Die Deutschen, ein reiselustiges Volk

Über 3 % ihrer gesamten verfügbaren Kaufkraft investieren die Deutschen durchschnittlich in den Urlaub. Im Vergleich mit anderen europäischen Ländern ist das deutlich über dem Durchschnitt. Die Österreicher oder etwa die Franzosen geben annähernd gleich viel für den Urlaub aus, die Polen hingegen nur etwas unter 3 % ihrer Kaufkraft. Am reiselustigsten sind traditionell die Schweizer: ganze 5 % ihrer – nicht gerade geringen – Kaufkraft fließen in den Urlaub.

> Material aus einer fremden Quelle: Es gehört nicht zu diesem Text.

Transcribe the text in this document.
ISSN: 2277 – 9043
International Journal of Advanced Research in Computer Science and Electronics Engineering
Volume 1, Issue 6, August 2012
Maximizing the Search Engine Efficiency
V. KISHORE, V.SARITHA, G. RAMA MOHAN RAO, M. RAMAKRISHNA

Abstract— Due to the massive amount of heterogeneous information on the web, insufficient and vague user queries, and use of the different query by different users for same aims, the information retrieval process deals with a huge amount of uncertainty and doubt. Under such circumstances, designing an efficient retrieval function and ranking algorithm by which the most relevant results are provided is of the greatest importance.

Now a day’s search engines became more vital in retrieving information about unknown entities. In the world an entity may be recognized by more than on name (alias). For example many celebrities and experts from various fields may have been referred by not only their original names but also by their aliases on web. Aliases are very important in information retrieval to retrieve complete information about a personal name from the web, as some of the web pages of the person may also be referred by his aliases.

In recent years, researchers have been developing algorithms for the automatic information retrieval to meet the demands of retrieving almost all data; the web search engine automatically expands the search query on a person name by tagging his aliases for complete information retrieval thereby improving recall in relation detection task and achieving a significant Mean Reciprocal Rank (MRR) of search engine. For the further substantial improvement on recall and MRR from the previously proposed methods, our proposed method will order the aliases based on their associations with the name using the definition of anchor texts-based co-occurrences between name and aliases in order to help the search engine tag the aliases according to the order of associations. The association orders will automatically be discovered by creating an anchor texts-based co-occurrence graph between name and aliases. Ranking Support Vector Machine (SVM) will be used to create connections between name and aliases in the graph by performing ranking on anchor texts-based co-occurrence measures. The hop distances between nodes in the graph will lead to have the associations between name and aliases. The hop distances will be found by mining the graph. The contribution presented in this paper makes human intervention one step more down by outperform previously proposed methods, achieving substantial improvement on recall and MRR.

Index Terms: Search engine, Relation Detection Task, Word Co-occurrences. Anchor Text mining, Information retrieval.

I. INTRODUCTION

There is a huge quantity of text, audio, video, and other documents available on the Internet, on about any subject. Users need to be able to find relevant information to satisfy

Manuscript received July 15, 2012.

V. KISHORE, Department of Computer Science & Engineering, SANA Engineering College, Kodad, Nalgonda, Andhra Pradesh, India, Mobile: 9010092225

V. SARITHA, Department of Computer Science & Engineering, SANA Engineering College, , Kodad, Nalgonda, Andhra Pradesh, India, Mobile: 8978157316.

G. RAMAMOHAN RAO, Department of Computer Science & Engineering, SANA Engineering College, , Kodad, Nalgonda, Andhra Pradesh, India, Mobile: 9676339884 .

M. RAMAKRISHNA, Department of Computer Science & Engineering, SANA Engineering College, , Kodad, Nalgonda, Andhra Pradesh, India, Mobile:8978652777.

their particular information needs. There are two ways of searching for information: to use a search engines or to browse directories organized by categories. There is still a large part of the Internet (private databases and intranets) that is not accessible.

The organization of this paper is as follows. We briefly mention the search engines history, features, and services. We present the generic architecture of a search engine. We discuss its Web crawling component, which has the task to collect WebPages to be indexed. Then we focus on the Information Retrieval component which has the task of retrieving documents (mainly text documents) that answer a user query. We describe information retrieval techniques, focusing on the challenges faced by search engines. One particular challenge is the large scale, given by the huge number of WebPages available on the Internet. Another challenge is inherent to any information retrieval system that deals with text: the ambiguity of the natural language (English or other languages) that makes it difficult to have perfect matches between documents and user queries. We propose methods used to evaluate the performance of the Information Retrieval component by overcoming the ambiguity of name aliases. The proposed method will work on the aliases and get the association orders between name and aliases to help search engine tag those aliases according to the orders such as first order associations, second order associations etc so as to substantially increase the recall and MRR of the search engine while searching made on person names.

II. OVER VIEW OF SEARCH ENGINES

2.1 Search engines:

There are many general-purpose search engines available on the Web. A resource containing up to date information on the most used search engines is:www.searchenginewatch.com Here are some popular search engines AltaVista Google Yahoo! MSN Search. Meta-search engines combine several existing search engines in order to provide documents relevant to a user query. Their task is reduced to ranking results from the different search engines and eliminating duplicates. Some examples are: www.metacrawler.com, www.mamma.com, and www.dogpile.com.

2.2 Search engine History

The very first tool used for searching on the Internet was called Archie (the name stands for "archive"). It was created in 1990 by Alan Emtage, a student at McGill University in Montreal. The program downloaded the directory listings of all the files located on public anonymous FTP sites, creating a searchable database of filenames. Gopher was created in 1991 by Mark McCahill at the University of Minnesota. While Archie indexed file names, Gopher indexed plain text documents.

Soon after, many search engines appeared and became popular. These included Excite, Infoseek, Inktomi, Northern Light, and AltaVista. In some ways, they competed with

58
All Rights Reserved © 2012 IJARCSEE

Insgesamt haben die Deutschen 88,3 Milliarden Euro für Urlaubsreisen und Kurzurlaubsreisen (ohne Ausgaben vor Ort) im Jahr 2015 ausgegeben. Damit konnte wieder eine Steigerung der Gesamtaus-gaben in Vergleich zum Vorjahr verzeichnet werden. Den größten Anteil an den Ausgaben (etwa 75%) machten jene Urlauber, die mindestens einmal im Jahr eine Urlaubsreise von 5 Tagen unternommen haben. Die restlichen 25% der Urlaubsausgaben wurden von den Kurzurlaubsreisenden (2 bis 4 Tage Urlaubsdauer) gemacht. Im Schnitt wurden pro Einwohner 1.090 Euro ausgegeben.
2013 hat die durchschnittliche Reisedauer mit 12,2 Tagen nach einer längeren Phase des Rückgangs seinen Tiefpunkt erreicht und war langsam wieder im Begriff zu steigen. Die durchschnittliche Reisedauer in 2015 ist auf 12,5 Tage angestiegen. Dies ist auch durch die Veränderung der Gewohnheiten der Verbraucher zu erklären, denn mit der Entfernung des Reiseziels steigt oft die Anzahl der Übernachtungen vor Ort. Die Fernreisen sind weiter günstiger geworden (günstiger US Dollar, verminderte Flugkosten, gesamt günstigere Preise) und werden dementsprechend öfters in Anspruch genommen.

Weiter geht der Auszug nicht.